I’ve already been teased a bit by my esteemed podcast co-host that Home Alone is not a whodunit. And that is correct. BUT! I would argue that Home Alone is actually, in the vein of the greatest mystery TV show of all time, Columbo, actually a How Catch ‘Em. Operating on the belief that there is no secret, meta, or subtextual story about Kevin experiencing a Catholic purgatory in his family’s mansion after he’s been resoundingly murdered by two petty burglars who have made the hard and unexpected turn into child-murder, we know, as viewers, that this small cherubic menace is going to be confronted by two ne’er-do-wells (one who got famous by playing Mafia killers, the other, a Jewish fella best known for voicing another Kevin) and we spend the next hour or so wondering how he’s going to do it.
And that’s through rampant, unchecked, torturous violence!

I think the How Catch ‘Em is a really underutilized mystery structure. Gillian Flynn poked at it nicely in Gone Girl once she made the revelation about Amy, but I do like the original intention of showing a cat-and-mouse game of wits. I think about how to do it in text– and if anyone can suggest a “real” mystery (not a psychological thriller like Gone Girl) that uses the structure in the comments, I’d be much obliged– but the structure makes for better viewing onscreen. The tension that builds! The unsuspecting nature of our amateur sleuth! How ever shall he prevail!
The other fun part about Home Alone is how neatly it fits into cozy mystery tropes– Kevin is an overlooked (literally to the point of child abuse that would lead to a visit from CPS if the McCallisters weren’t rich and white) social outsider (all of his family members hate! him! so! much!) in a contained village (it’s Chicago, but it’s a walkable neighborhood that is a contained experience for a child without a driver’s license). There is a mistrust of cops (the only one we see for most of the film is Joe Pesci’s Harry in disguise) and a banding together of other social outsiders (old and infirmed Mr. Marley helps the young and “incapable” Kevin) to catch the people responsible for sullying the quiet of the idealized hamlet.

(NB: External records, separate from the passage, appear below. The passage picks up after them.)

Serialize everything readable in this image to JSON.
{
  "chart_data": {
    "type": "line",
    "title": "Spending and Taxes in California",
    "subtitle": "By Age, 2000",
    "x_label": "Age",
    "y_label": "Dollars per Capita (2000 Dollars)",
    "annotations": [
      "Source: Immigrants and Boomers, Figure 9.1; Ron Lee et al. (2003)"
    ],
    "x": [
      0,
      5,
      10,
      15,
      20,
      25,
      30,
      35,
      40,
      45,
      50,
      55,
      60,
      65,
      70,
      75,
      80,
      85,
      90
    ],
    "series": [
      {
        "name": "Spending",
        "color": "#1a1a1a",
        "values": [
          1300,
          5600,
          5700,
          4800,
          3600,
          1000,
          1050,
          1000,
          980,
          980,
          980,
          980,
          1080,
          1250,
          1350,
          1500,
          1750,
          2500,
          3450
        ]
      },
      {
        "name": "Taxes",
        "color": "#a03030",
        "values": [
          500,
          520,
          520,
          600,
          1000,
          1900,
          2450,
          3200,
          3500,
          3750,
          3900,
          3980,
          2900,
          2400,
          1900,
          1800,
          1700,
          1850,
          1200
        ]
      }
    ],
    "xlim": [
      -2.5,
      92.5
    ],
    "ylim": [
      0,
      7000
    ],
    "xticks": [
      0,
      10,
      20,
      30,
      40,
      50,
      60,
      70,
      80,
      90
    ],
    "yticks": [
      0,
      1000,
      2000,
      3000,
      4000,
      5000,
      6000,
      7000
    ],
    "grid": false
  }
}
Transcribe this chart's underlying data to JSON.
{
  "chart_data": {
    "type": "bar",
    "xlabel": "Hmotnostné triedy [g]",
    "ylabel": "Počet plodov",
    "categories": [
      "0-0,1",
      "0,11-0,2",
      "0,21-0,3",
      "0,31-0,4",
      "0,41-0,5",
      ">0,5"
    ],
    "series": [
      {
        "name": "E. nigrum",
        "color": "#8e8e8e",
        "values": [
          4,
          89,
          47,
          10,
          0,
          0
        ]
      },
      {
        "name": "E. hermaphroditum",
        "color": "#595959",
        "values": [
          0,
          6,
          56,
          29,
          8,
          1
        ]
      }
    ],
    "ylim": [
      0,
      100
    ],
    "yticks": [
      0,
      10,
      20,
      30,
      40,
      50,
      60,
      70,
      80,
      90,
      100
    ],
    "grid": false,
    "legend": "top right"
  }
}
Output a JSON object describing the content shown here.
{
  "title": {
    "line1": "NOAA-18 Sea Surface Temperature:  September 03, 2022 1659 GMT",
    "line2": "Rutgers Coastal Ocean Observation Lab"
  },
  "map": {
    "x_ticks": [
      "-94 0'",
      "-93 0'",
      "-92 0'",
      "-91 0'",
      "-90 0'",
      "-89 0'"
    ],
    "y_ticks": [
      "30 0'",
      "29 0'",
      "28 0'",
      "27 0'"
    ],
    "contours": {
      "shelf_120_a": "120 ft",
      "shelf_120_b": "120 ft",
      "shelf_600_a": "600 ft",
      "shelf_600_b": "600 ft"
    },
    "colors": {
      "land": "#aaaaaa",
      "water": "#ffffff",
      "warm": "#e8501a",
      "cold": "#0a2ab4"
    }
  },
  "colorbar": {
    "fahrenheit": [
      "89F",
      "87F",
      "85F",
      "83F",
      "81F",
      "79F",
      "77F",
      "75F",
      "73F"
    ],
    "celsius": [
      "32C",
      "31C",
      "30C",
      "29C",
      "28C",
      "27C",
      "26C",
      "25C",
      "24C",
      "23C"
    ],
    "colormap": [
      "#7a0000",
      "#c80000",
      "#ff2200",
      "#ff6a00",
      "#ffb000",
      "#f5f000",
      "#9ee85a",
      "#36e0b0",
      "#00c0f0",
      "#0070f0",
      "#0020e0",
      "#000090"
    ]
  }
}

I think more movies than you’d consider fit the cozy mystery tropes– a big one that I think a lot of people miss is Rear Window. That’ll be an essay for the summertime, though.

I realize I am being somewhat glib about this movie; aside from the fact that Harry and Marv would be dead eight times over from the attacks they endured, I don’t really think there’s anything “bad” about Home Alone, nothing that needs parsing, or anything that requires a lot of thinkpiece-y stuff 35 years after it debuted. I think it’s a fun twist on a mystery and a caper, and it’d be great to see its concepts made for adults (which, come to think of it, is actually Die Hard). Catherine O’Hara is a truly outstanding movie mom, even if the character is kind of a jerk who never stands up for her bullied child, though her actions were not in any way out of the ordinary for a mom in 1990. John Candy exists and every time we see his face our hearts grow three sizes. John Heard… well. He’s well-cast. Daniel Stern is now a bronze sculptor and lives on a tangerine farm in Ventura and I love him. Joe Pesci is one of my favorite actors and I can and do watch him in anything. Macauly Culkin has clearly had the good therapy and I’m happy he’s come out the other side of his abusive childhood. Kieran Culkin remains adorable.
(I think that John Hughes may have been inspired by Dead Men Don’t Wear Plaid a little bit, though the old noir movie cut into Home Alone isn’t real.)
Home Alone is a fun entree to our December Sleuths. The ones after this (The Long Kiss Goodnight, Kiss Kiss Bang Bang, and The Thin Man) are much more traditional, and I’m really excited to watch all of them again.